Grant Governance: How to Win Tassie’s 27th March ‘Heavyweight’ Rounds

By Pardalote Collective | March 16, 2026

If you are eyeing the $45,000 Social Cohesion Grant or the Hydro Tasmania Community Fund this week, you’ve likely noticed a recurring theme in the guidelines. Beyond the ‘what’ of your project, the assessors are asking a very pointed ‘who’:

“Does the organisation have the capacity to deliver this, and what happens if key personnel change?”

In the grant world, this is the Governance Gap.

The $45,000 Question

With a cluster of major deadlines on March 26 and 27, many Tasmanian organisations are scrambling to finish their project descriptions. But for heavyweight grants like the Social Cohesion round, the project description is only half the battle.

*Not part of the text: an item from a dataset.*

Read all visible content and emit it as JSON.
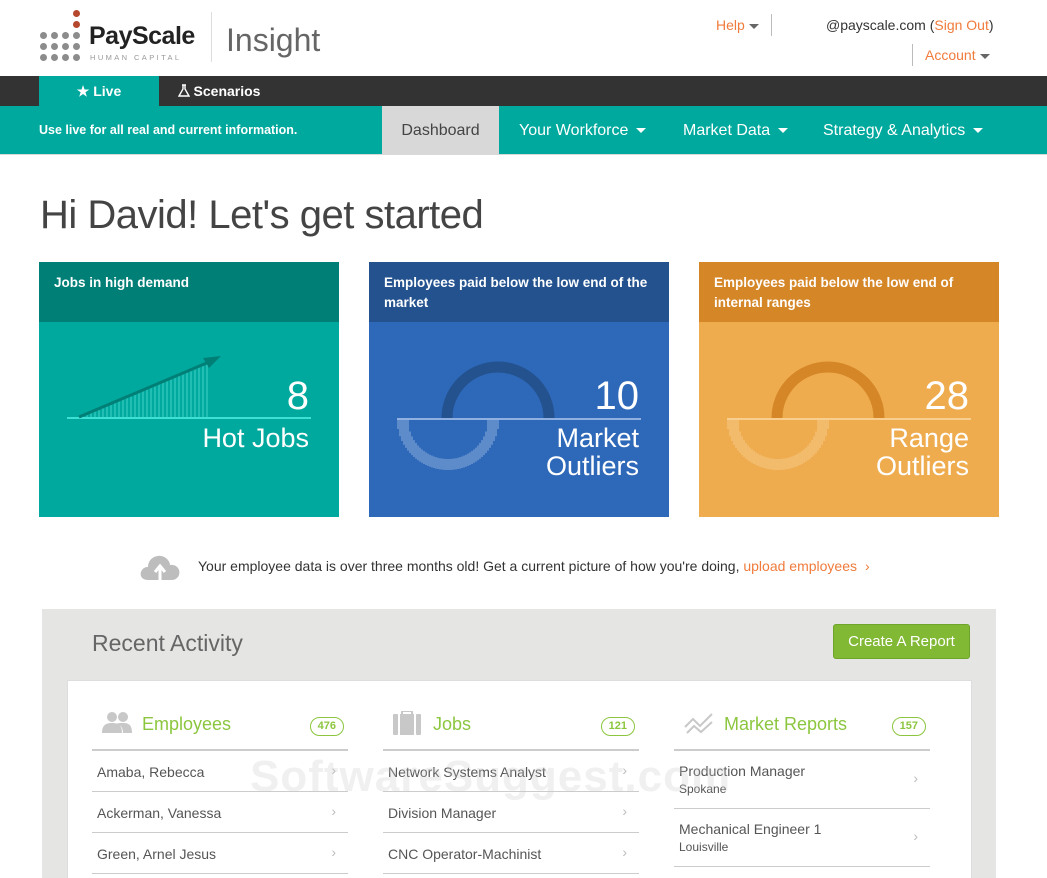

Assessors aren't just funding an idea; they are investing in an entity. If your board hasn't met in six months, or if your entire project relies on one heroic volunteer who is planning to retire next year, you are a high-risk investment.

Succession is Good Governance

At Pardalote Collective, we view succession planning not as a retirement task, but as a growth tool. When you apply for a grant from the City of Hobart or Hydro Tasmania, proving you have a ‘Board-Lite’ structure or a clear leadership transition plan signals three things to a grant body:

  1. Sustainability: The project won’t collapse if one person leaves.

  2. Accountability: There is a clear hierarchy for managing public funds.

  3. Maturity: You have moved from a reactive group to a strategic organisation.

Three Steps to 'Governance Ready' before March 27:

  1. Update your Risk Register: Don't just list "weather" or "COVID" as risks to your enterprise. List "Key Personnel Departure" and explain your mitigation strategy.

  2. Audit your Minutes: Ensure your last three board or committee meetings are well-documented. It proves your governance is active, not just on paper.

  3. Identify the ‘Successor’: Even for a small $5,000 Hydro grant, naming a Project Deputy in your application shows a level of foresight that separates winners from the rest of the pack.

The Final Sprint

We are 10 days out from the biggest funding deadline of the quarter. If your project is ready but your governance feels shaky, now is the time to engineer your leadership structure.

The manna is there—make sure your ‘branches’ are strong enough to hold it all.